The Daily Mail’s findings disclose that Lt Gen. R.K. Loomba visited the headquarters of the Afghan National Army (ANA) in Kabul and also met with officials of Nato’s International Security Assistance Force (ISAF) and the military officials, belonging to the US CENTCOM. Lt. General R.K Loomba, who, apart from being accompanied by some senior officials of the Indian MI, was also assisted by 2 senior RAW officials during all the meetings. These findings further reveal that General Loomba, despite holding discussions with the above mentioned Afghan, US and NATO officials, also visited some positions where India has covertly posted around two companies of regular Indian soldiers of Indian army’s Special Services Group in the disguise of members of Indo-Tibetan Border Police (ITBP) while he is reported to have held a detailed meeting with the instructors of the Indian army, posted officially in Afghanistan to teach English language to the personnel of Afghan National Army while they actually belong to the Military Intelligence and RAW and are actually training the ANA special units about combat strategies against Pakistan army.
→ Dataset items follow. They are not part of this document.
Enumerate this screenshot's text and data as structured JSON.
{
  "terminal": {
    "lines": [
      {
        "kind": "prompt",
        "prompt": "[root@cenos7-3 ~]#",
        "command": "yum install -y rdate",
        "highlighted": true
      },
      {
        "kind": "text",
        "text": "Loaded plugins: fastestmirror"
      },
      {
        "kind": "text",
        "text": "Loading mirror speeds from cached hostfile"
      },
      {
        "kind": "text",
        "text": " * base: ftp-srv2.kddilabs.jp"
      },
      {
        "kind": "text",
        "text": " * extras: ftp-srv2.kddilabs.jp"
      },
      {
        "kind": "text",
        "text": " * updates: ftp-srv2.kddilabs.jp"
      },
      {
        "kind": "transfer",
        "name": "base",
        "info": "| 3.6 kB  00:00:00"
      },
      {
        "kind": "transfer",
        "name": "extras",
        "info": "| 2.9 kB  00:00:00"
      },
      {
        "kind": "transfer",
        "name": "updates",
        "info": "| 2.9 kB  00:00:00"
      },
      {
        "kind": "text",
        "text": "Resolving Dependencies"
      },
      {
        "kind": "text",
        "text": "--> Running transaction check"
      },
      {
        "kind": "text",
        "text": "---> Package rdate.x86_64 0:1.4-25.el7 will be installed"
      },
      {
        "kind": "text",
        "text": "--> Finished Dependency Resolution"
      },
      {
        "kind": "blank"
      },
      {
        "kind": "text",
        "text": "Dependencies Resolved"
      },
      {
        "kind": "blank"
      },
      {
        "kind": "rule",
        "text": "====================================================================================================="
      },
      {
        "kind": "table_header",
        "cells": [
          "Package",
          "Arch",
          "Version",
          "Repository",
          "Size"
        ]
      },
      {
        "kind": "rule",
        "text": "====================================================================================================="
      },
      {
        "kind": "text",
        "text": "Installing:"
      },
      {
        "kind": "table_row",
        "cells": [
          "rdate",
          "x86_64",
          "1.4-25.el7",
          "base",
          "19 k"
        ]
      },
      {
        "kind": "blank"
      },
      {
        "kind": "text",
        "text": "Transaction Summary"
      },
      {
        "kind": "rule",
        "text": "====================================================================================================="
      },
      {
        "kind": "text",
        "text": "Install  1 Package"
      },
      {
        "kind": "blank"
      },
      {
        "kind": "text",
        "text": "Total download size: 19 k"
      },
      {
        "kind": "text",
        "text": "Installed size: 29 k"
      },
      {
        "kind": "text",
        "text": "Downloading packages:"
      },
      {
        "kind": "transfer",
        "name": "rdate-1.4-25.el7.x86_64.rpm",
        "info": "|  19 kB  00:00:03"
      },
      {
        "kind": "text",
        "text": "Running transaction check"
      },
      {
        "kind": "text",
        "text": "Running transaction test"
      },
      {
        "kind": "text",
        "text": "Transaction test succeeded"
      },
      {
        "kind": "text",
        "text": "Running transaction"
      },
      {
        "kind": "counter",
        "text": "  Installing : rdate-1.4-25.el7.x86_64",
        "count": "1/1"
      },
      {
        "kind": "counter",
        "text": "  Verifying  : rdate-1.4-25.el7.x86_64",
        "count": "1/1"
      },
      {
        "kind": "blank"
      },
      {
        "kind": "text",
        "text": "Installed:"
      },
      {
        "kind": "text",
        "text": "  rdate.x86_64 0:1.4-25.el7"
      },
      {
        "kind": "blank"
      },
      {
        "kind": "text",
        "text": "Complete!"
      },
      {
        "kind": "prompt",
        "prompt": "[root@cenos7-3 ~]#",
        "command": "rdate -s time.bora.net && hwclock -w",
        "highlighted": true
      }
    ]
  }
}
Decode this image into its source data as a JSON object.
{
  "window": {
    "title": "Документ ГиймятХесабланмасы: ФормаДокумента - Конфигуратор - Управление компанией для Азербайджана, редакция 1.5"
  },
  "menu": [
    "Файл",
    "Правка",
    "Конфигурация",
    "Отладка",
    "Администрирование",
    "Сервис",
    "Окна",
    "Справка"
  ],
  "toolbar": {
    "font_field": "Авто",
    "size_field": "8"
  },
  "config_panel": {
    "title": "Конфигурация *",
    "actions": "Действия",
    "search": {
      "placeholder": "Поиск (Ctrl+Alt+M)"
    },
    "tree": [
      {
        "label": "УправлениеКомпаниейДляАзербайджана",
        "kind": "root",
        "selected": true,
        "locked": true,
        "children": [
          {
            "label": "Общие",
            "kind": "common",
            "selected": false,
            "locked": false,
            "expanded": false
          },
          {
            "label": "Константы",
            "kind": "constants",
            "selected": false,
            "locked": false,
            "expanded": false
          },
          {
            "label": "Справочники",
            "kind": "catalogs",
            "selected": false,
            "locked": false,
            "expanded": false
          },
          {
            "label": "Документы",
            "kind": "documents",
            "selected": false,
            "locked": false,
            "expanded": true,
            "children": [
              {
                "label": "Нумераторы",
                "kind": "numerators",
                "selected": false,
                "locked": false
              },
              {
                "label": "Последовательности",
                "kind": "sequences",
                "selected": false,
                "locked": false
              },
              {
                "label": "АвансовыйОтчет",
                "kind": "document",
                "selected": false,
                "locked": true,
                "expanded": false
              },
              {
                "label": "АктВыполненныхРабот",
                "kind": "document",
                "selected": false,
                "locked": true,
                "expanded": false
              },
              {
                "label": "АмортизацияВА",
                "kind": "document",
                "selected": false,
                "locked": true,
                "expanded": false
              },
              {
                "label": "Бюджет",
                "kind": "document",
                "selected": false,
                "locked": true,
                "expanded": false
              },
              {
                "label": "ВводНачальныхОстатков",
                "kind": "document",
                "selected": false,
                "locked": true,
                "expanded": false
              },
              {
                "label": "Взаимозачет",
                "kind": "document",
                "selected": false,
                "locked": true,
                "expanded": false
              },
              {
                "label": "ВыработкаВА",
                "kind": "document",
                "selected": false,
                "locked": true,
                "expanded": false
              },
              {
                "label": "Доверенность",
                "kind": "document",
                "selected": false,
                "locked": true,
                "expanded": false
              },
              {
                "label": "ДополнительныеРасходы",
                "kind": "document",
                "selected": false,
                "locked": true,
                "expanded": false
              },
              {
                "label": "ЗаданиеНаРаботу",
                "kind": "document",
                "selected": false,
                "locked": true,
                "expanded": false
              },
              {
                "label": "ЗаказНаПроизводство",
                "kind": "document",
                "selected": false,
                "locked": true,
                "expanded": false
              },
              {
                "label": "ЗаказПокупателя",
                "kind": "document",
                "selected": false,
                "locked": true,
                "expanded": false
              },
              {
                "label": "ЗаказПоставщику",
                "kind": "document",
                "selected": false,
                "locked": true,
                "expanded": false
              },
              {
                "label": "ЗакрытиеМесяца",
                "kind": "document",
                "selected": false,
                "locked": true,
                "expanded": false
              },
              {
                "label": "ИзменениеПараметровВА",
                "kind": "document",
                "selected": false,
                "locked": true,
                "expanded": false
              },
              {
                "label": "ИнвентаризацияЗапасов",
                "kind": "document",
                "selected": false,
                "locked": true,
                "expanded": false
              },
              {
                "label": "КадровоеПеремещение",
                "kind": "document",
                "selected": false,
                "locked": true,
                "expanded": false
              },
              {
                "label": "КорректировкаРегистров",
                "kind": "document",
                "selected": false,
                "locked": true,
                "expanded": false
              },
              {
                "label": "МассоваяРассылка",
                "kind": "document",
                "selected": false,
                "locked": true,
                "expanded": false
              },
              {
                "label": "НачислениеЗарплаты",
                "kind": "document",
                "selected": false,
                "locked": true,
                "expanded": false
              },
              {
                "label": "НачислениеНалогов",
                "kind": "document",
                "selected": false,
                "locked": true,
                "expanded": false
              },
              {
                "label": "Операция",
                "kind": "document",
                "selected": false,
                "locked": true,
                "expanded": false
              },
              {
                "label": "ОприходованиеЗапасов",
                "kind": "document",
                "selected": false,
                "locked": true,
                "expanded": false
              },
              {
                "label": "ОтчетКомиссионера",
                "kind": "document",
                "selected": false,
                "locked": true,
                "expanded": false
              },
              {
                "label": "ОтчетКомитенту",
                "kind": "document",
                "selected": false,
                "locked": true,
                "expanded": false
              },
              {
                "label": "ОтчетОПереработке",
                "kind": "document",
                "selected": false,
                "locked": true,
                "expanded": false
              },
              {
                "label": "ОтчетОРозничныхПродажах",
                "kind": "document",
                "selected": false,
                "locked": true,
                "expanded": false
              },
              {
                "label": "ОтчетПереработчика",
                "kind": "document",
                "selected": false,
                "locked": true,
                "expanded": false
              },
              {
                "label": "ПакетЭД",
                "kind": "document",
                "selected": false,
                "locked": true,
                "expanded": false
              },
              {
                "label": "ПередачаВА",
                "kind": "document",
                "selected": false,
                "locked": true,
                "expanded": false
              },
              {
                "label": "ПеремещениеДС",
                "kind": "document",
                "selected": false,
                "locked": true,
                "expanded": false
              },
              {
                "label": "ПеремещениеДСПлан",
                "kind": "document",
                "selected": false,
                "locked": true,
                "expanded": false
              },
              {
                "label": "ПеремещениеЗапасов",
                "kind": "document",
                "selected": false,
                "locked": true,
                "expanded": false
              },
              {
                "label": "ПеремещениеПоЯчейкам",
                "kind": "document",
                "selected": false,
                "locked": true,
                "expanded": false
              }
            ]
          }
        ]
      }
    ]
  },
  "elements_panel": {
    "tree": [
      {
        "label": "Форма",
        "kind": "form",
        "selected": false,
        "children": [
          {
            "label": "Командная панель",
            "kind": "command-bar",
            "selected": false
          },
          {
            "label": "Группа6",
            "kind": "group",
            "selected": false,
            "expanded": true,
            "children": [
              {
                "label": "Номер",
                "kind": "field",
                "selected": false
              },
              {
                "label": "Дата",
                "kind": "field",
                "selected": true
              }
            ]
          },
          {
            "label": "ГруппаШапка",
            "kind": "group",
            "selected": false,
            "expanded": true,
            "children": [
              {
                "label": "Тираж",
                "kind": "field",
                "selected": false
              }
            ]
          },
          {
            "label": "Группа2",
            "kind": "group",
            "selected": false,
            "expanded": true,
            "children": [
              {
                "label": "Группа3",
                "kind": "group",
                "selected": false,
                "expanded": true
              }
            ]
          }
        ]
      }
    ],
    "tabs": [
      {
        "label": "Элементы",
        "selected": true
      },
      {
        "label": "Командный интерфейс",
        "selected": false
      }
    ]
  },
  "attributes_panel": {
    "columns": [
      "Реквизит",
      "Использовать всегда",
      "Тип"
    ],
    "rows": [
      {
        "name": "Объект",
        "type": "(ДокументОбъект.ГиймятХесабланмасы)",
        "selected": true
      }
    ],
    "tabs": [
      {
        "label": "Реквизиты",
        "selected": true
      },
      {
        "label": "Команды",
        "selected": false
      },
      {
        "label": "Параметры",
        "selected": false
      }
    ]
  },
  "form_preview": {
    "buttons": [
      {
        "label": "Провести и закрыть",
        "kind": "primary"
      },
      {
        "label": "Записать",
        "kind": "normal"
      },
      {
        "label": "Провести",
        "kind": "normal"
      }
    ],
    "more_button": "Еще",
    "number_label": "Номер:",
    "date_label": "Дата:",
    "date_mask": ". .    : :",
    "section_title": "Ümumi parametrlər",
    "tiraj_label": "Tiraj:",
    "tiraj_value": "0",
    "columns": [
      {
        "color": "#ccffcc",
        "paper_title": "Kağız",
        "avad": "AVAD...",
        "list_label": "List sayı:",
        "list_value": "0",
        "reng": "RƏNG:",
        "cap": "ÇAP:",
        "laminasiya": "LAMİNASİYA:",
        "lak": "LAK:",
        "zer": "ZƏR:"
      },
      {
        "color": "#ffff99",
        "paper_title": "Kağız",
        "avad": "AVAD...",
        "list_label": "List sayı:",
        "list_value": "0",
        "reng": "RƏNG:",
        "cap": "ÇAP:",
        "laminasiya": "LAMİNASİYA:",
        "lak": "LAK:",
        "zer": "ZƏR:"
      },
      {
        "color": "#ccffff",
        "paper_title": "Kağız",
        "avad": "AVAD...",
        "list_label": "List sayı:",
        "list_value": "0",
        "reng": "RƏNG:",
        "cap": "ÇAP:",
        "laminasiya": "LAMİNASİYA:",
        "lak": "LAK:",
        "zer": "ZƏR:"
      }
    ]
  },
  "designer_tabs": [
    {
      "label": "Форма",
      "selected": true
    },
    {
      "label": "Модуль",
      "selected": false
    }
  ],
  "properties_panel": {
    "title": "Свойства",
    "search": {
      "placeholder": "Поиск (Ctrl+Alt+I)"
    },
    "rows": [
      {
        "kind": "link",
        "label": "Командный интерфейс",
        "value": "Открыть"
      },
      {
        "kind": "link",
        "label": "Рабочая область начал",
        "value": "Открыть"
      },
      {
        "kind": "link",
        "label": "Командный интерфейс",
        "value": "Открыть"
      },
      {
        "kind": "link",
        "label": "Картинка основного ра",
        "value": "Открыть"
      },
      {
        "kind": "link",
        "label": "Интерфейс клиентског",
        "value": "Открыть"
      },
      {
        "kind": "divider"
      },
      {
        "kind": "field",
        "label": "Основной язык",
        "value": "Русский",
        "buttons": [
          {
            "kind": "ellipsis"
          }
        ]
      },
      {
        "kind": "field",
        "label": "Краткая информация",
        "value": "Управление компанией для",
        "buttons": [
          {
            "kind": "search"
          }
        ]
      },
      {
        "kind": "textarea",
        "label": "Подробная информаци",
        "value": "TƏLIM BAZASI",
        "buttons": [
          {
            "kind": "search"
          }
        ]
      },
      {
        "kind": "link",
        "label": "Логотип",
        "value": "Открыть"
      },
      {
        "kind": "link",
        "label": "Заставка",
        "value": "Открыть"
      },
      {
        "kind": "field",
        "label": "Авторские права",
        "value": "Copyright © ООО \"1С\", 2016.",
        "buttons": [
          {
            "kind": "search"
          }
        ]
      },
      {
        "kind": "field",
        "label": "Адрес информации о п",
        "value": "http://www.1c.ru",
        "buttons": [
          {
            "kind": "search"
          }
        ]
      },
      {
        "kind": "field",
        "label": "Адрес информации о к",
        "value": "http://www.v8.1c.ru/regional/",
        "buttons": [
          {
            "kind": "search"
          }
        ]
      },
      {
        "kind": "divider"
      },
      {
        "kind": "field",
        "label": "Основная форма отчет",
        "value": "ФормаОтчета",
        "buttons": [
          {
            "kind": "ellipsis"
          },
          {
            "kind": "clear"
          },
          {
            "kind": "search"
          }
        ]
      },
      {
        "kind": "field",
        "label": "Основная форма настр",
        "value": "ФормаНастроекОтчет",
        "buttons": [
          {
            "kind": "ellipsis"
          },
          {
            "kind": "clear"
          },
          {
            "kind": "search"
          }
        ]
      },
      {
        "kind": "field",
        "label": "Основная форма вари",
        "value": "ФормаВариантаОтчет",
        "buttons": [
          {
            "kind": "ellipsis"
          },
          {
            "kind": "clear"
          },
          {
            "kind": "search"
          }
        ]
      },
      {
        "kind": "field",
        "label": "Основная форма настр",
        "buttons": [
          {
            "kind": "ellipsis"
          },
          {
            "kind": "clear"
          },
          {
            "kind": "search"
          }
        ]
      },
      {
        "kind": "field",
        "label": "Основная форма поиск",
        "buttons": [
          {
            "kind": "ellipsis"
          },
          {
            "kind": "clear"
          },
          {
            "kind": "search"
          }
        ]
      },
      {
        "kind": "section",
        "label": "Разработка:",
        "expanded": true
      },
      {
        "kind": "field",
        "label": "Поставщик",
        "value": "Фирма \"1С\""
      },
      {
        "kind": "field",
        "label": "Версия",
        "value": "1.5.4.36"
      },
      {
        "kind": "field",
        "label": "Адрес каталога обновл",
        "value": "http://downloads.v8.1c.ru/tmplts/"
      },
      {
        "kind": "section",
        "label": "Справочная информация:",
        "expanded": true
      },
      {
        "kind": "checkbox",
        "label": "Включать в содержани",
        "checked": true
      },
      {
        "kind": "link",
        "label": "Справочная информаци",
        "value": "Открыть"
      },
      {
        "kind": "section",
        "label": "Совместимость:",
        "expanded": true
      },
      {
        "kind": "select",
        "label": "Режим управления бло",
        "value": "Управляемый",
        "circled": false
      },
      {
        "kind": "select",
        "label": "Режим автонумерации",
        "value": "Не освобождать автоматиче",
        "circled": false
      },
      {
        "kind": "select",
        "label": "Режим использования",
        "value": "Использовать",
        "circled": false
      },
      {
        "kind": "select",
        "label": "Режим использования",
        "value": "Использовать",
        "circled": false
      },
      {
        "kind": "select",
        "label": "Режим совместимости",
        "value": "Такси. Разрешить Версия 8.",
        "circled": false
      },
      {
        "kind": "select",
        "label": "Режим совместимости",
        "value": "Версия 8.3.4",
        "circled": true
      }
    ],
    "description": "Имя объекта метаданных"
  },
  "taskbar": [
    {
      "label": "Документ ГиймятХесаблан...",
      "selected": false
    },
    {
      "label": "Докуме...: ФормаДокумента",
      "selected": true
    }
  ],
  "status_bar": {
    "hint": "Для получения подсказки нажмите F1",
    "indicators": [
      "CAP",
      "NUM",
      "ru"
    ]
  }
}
Though a highly credible at the army Headquarters in New Delhi told The Daily Mail that the purpose of the visit of General Loomba to Afghanistan was to assess preparations of the Afghan National Army in the wake of the US announcing a surge-and-exit policy through this year, yet the sources refrained to explain that why the visit was so secret and why the MI Chief had to go to Afghanistan instead of holding same discussions with the relevant officials from the US who were constantly visiting New Delhi.

The sources also say that the Indian military officials assess that the US/ NATO pullout would be gradual and Afghan National Army units would be asked to take over charge of areas sector by sector. India is involved in training ANA officers in India but quiet proposals have been floated for the deployment of Indian instructors in Afghanistan for the Afghan army.